I beg to report as follows in July last I left this port for America the ship was in charge of Richard Joyce licensed pilot. The said pilot while under the influence of drink ran the vessel ashore in broad daylight off Glin .......Kildal. - Master of the Bayton, India.

1878 Tuesday 10th December (Limerick Reporter)
Limerick Harbour Board.
Negligence of a Pilot
The following letter was read. “Limerick 30th November 1878”.

Sir, The Dana SS from Swansea with a cargo of wheat when proceeding up the river on Sunday 24th ult in charge of a licensed pilot named Michael Hanrahan who ran the vessel once aground and twice on the rocks. I put the steamer into the Graving Dock and found the damaged she sustained to be very considerable would respectfully ask that a pilot committee meet and investigate the matter. Yours Faithfully, James McAllister, Master
Chairman: A Pilot Committee met and decided in suspending the pilot for three months.

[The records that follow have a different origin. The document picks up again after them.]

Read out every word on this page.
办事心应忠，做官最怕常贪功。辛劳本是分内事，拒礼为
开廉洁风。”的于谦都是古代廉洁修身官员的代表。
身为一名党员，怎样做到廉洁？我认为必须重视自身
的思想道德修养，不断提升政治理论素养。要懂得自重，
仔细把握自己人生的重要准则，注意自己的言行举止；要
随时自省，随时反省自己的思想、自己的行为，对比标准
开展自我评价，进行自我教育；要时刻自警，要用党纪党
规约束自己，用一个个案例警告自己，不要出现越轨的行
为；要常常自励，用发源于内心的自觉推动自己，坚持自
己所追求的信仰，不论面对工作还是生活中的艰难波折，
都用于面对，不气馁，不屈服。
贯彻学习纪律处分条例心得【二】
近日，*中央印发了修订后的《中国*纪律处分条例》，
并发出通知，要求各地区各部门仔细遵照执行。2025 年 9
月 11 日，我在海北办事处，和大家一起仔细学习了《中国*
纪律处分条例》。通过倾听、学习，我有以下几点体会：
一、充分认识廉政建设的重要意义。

1878 Tuesday 24th December (Limerick Reporter)
Limerick Harbour Board

The following motion was proposed by Ald R Phillips:
“That a resolution of Oct 1877 providing that Western Pilots are liable to dismissal for public drunkenness whether off duty or on duty shall in future be extended to all licensed Pilots under the control of the Board”.
Agreed to unanimously.

1879 Thursday 30th October (Kilrush Herald and Kilkee Gazette)
“Western Pilots” seem to care very little for the opposition of their brethren of the Limerick district, if they only spend their time over a “wee-drop” and spinning “yarns”.
This was the case last week as we are informed, when Mr Felix Brennan, Master Pilot paid his rounds near Loop Head, when a Norwegian barque “ hove in sight” bearing the pilot flag. We would advise our Western friends to look sharp.

1879 Thursday 23rd November (Kilrush Herald and Kilkee Gazette)
The Steamship North Shields bound for Philadelphia with 20,000 tons? of rails put into our harbour on Saturday night in charge of Mr Patt Brennan junr, Pilot, Scattery.